The community council's 2018-19 annual report said residents intended to join a class action in the future, after the findings of contamination had "considerable impact on the ability of the community to exercise cultural rights".
"Unfortunately, there can be no positives out of the PFAS contamination," the report stated.
The township, located in the Jervis Bay Territory, has its day to day services provided by the ACT government.
The PFAS firefighting chemicals were detected in September 2018, more than two years after the ACT government was warned about the potential problem. The chemicals were used in firefighting foam and are now known to persist in the environment.
After the chemicals were detected, authorities restricted access to some areas, including a creek traditionally used to swim and catch yabbies, among other things.
In 2018, Freedom of Information documents sought by the Sunday Canberra Times revealed two residents had described the yabbies in Wreck Bay as being "deformed".
In the annual report, the Wreck Bay Aboriginal Community Council said "no amount of lobbying" would change the fact that PFAS had been detected at the South Coast locality.
"Signage has been erected by the department of health, trees have been cut down at the Jervis Bay Public School and people have stopped cultural practices and teaching of children in those practices."
The report said the council is in discussions with Wollongong University to consider potential research projects to help the community look at solutions for keeping culture alive in places where traditional gathering, hunting and fishing may no longer be able to occur.
University of Wollongong Pro Vice-Chancellor of Inclusion and Outreach Paul Chandler is helping the community to drive the research project.

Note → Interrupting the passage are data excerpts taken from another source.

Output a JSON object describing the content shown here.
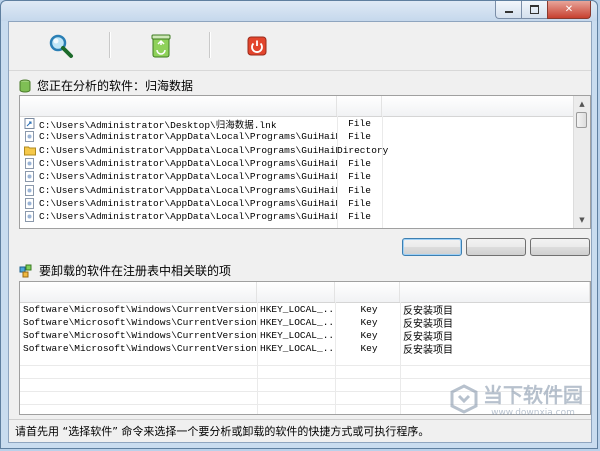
{
  "window": {
    "minimize_icon": "minimize-icon",
    "maximize_icon": "maximize-icon",
    "close_glyph": "✕"
  },
  "toolbar": {
    "buttons": [
      {
        "icon": "magnifier-icon"
      },
      {
        "icon": "recycle-bin-icon"
      },
      {
        "icon": "power-icon"
      }
    ]
  },
  "analysis": {
    "label": "您正在分析的软件：归海数据",
    "rows": [
      {
        "path": "C:\\Users\\Administrator\\Desktop\\归海数据.lnk",
        "type": "File"
      },
      {
        "path": "C:\\Users\\Administrator\\AppData\\Local\\Programs\\GuiHaiData\\...",
        "type": "File"
      },
      {
        "path": "C:\\Users\\Administrator\\AppData\\Local\\Programs\\GuiHaiData",
        "type": "Directory"
      },
      {
        "path": "C:\\Users\\Administrator\\AppData\\Local\\Programs\\GuiHaiData\\d...",
        "type": "File"
      },
      {
        "path": "C:\\Users\\Administrator\\AppData\\Local\\Programs\\GuiHaiData\\f...",
        "type": "File"
      },
      {
        "path": "C:\\Users\\Administrator\\AppData\\Local\\Programs\\GuiHaiData\\l...",
        "type": "File"
      },
      {
        "path": "C:\\Users\\Administrator\\AppData\\Local\\Programs\\GuiHaiData\\l...",
        "type": "File"
      },
      {
        "path": "C:\\Users\\Administrator\\AppData\\Local\\Programs\\GuiHaiData\\...",
        "type": "File"
      }
    ]
  },
  "registry": {
    "label": "要卸载的软件在注册表中相关联的项",
    "rows": [
      {
        "key": "Software\\Microsoft\\Windows\\CurrentVersion\\Uni...",
        "hive": "HKEY_LOCAL_...",
        "kind": "Key",
        "desc": "反安装项目"
      },
      {
        "key": "Software\\Microsoft\\Windows\\CurrentVersion\\Uni...",
        "hive": "HKEY_LOCAL_...",
        "kind": "Key",
        "desc": "反安装项目"
      },
      {
        "key": "Software\\Microsoft\\Windows\\CurrentVersion\\Uni...",
        "hive": "HKEY_LOCAL_...",
        "kind": "Key",
        "desc": "反安装项目"
      },
      {
        "key": "Software\\Microsoft\\Windows\\CurrentVersion\\Uni...",
        "hive": "HKEY_LOCAL_...",
        "kind": "Key",
        "desc": "反安装项目"
      }
    ]
  },
  "status": {
    "text": "请首先用 “选择软件” 命令来选择一个要分析或卸载的软件的快捷方式或可执行程序。"
  },
  "watermark": {
    "name": "当下软件园",
    "url": "www.downxia.com"
  },
  "colors": {
    "accent": "#3c7fb1",
    "close": "#c7402f"
  }
}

Mr Chandler is also a Jervis Bay School board member.
Mr Chandler told the Sunday Canberra Times one aspect of the research will look at the psychological impact of the contamination.
"Particularly for the children of the community, because they will now potentially not grow up with the same relationship to country," Mr Chandler said.
"We're hoping to retain that connection to country that distinguishes Aboriginal people."
"We're looking for solution-focused ways of ensuring cultural practices can continue, as the bond between Aboriginal people and their country is the most sacred and critical aspect of their life."
Mr Chandler said the impact of the contamination was far greater than the cultural aspects.
"The food stocks are suspect, so there's not just cultural issues there, there are diet and health issues as well. A lot of people have gone off eating seafood and moved to less nutritious options."
He said in areas where the population was non-Indigenous, a solution might be for the government to buy the homes and have everyone move out, but that wasn't an option for residents of Wreck Bay.
"We're connected to land, we're connected to country which we consider our mother. If that bond is broken, then the community is broken," he said.